Excavations at Palaipaphos (modern Kouklia) were conducted from the beginning with the principal aim to reconstruct the topography, settlement structure and urbanistic development of the ancient city. Until the end of the 4th century BC Palaipaphos was the capital of the Greek kingdom of Paphos, and the only large urban settlement in southwestern Cyprus. The Paphian Sanctuary of Aphrodite remained one of the great religious centres of antiquity. Pilgrims from all over the Greek and Roman world came to visit the famous shrine, until the spread of Christianity in the 4th century AD put an end to the worship of pagan gods. In the Middle Ages, a considerable settlement with a royal Manor house developed over the ruins of the Roman city.

Excavations have become highly complex, transdisciplinary research projects, aiming at recovering history from the earth: social, economic and political structures, not primarily monuments or works of art. Aims determine methods: reconstruction of history from the earth requires an interdisciplinary strategy which combines archaeological methods and historical analysis of written documents. The detailed excavation of carefully selected sites, which promise information for certain phases of a city’s history or for specific problems, remains indispensable. But many of our results are due to the combination of survey work and area excavation. The interdependence of those two methods is obvious: only survey results whose analysis is based on information obtained by relevant area excavations are reliable. Another important research tool is represented by the data base program PAPHOS, developed for the specific requirements of this project by M.-L. von Wartburg in close cooperation with the Institut für Informatik of the University of Zürich.

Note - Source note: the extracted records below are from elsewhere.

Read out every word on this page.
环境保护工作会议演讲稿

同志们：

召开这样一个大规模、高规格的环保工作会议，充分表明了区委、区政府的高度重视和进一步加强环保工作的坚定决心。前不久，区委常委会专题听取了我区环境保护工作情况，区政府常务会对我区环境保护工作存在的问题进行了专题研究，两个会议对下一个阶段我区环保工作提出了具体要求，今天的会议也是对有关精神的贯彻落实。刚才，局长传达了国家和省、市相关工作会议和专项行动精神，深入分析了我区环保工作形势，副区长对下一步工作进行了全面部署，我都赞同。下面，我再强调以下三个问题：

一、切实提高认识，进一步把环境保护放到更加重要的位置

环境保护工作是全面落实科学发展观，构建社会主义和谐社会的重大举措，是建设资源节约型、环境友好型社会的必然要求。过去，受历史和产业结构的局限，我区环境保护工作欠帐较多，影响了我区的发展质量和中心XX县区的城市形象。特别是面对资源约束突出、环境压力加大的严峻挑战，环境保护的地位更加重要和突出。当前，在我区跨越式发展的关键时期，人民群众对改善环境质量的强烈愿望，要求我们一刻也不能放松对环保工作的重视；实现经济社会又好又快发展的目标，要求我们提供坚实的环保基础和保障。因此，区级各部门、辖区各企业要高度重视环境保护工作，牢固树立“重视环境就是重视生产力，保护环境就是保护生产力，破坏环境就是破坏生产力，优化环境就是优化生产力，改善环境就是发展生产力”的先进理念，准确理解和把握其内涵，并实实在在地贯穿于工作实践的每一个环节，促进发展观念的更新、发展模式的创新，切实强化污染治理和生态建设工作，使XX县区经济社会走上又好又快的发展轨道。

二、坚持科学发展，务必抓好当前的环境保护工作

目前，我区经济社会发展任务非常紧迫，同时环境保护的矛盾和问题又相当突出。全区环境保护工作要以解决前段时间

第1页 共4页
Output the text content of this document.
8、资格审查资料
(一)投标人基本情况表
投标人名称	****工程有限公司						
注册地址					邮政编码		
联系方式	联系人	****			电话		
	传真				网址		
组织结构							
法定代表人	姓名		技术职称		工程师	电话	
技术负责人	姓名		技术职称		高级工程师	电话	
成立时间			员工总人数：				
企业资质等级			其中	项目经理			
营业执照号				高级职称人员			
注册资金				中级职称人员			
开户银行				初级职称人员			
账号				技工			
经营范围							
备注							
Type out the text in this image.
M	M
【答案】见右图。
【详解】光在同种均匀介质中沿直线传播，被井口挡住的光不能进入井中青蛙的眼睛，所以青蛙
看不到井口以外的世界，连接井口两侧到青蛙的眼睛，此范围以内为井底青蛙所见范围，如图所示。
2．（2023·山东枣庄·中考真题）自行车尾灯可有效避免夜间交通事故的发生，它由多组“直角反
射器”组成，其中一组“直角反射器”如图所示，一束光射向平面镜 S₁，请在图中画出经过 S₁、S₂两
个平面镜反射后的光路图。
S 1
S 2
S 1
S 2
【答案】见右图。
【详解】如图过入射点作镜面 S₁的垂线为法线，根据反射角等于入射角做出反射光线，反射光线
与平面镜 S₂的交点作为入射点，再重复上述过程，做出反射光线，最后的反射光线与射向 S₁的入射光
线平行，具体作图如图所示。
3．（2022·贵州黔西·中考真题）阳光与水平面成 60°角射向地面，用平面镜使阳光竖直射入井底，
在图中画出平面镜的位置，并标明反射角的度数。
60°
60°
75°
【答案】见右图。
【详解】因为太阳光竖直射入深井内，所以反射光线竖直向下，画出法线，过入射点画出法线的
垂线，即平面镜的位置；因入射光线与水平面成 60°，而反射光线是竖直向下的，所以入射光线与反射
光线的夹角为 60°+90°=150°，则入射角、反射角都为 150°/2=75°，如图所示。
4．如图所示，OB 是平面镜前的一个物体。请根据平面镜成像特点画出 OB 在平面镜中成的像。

Until 1950, information about the history of Palaipaphos, derived mainly from the written sources, was extremely fragmentary. More than 35 seasons of field work considerably enlarged our knowledge of the main phases and turning points of this history. The continuity of occupation from the Chalcolithic period of the early 3rd millenium BC into the Early Byzantine era is well established. A considerable medieval settlement, to become the centre of intense cane sugar cultivation, is attested at least since the 13th century AD. Seen as a whole, the history of the settlement spans a time of nearly 5000 years, from c. 2800 BC to the present day. In the Sanctuary of Aphrodite a continuity of cult is established for at least 1600 years, from the Late Bronze Age (c.1200 BC) to the Late Roman period (end of the 4th century AD).

Testimonia were collected by Beat Näf (volume Alt-Paphos 8).